The amendment to the Enterprise and Regulatory Reform Bill is intended to address the perception of a compensation culture and employers’ fear of being sued that this is said to generate.
Arguments for the amendment
Viscount Younger of Leckie said this fear “drives employers to overimplement the law, incurring unnecessary costs, and that undermines their confidence to grow and develop their businesses. It is not reasonable or fair that employers should be held liable to pay compensation when they have done nothing wrong and taken all reasonable steps to protect their employees. The reform does not undermine core health and safety standards”.
Arguments against the amendment
Lord Hardie stated that this would be to deprive some people of any remedy of injury caused to them, or their deceased relatives, with the financial burden transferred from insurance companies and on to “widowers, children, the permanently disabled and the state”.

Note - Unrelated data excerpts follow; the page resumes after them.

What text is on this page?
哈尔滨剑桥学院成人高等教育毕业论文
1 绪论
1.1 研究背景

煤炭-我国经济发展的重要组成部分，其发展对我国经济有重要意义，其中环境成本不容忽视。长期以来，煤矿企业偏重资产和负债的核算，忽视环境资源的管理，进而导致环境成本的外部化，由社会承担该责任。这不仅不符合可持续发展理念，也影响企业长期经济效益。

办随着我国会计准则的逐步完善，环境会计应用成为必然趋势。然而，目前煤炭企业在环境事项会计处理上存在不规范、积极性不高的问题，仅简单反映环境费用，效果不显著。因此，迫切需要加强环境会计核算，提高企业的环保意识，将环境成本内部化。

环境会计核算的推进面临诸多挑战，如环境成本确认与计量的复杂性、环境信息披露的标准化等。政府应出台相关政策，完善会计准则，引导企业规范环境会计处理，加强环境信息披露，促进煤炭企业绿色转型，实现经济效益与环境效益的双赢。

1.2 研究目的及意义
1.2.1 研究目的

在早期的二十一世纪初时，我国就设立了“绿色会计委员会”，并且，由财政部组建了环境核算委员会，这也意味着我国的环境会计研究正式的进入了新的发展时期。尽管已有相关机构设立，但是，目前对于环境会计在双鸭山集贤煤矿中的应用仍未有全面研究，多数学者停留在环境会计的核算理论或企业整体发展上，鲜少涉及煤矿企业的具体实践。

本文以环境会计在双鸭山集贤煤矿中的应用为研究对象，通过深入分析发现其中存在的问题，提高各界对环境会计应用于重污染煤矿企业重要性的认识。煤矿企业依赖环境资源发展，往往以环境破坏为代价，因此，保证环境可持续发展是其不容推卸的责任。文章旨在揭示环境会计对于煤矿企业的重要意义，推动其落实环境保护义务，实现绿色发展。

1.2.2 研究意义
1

He also argued that it is not correct to categorise a breach of a statutory duty as “doing nothing wrong” and that the majority of health and safety regulations present the employer with the opportunity to defend himself, and thereby avoid, liability to pay damages, by showing that he took all reasonably practicable steps to comply with regulations.
The change will result in the removal of the 'strict liability' regime that makes companies automatically liable for some workplace injuries, regardless of fault. Once in force, individuals will have to be able to prove negligence on the part of the company before being able to pursue a claim. The Health and Safety at Work Act currently imposes civil liability for breaches of statutory duty in relation to health and safety regulations regardless of whether a business did anything to cause the breach or acted negligently.
In the Commons in October, Parliamentary Under-Secretary of State for Skills Matthew Hancock said: “Prof Löfstedt identified the unfairness that can arise when health and safety at work regulations impose a strict duty on employers that makes them liable to pay compensation to employees injured or made ill by their work, despite all reasonable steps having been taken to protect them from harm. Employers can, for example, be held liable for damages when an injury is caused by equipment failure, even when a rigorous examination would not have revealed the defect. The new clause is designed to address that and other unfair consequences of the existing health and safety system. The result of ensuring that employers who have taken all reasonable precautions cannot be sued for a technical breach will be to reduce the impression among many businesses, especially small firms, that they are liable to health and safety legislation in many cases when they are not”.
P Chambers comment
Whilst some have said that this is "a return to Victorian times", in principle it is to be welcomed. Whether or not there is actually a compensation culture, the perception is that it exists, and this drives some of the silly precautions that are taken. Tackling this problem will have far more of an effect than the recent pruning of 13 regulations. However, the devil will be in the detail of how this is implemented.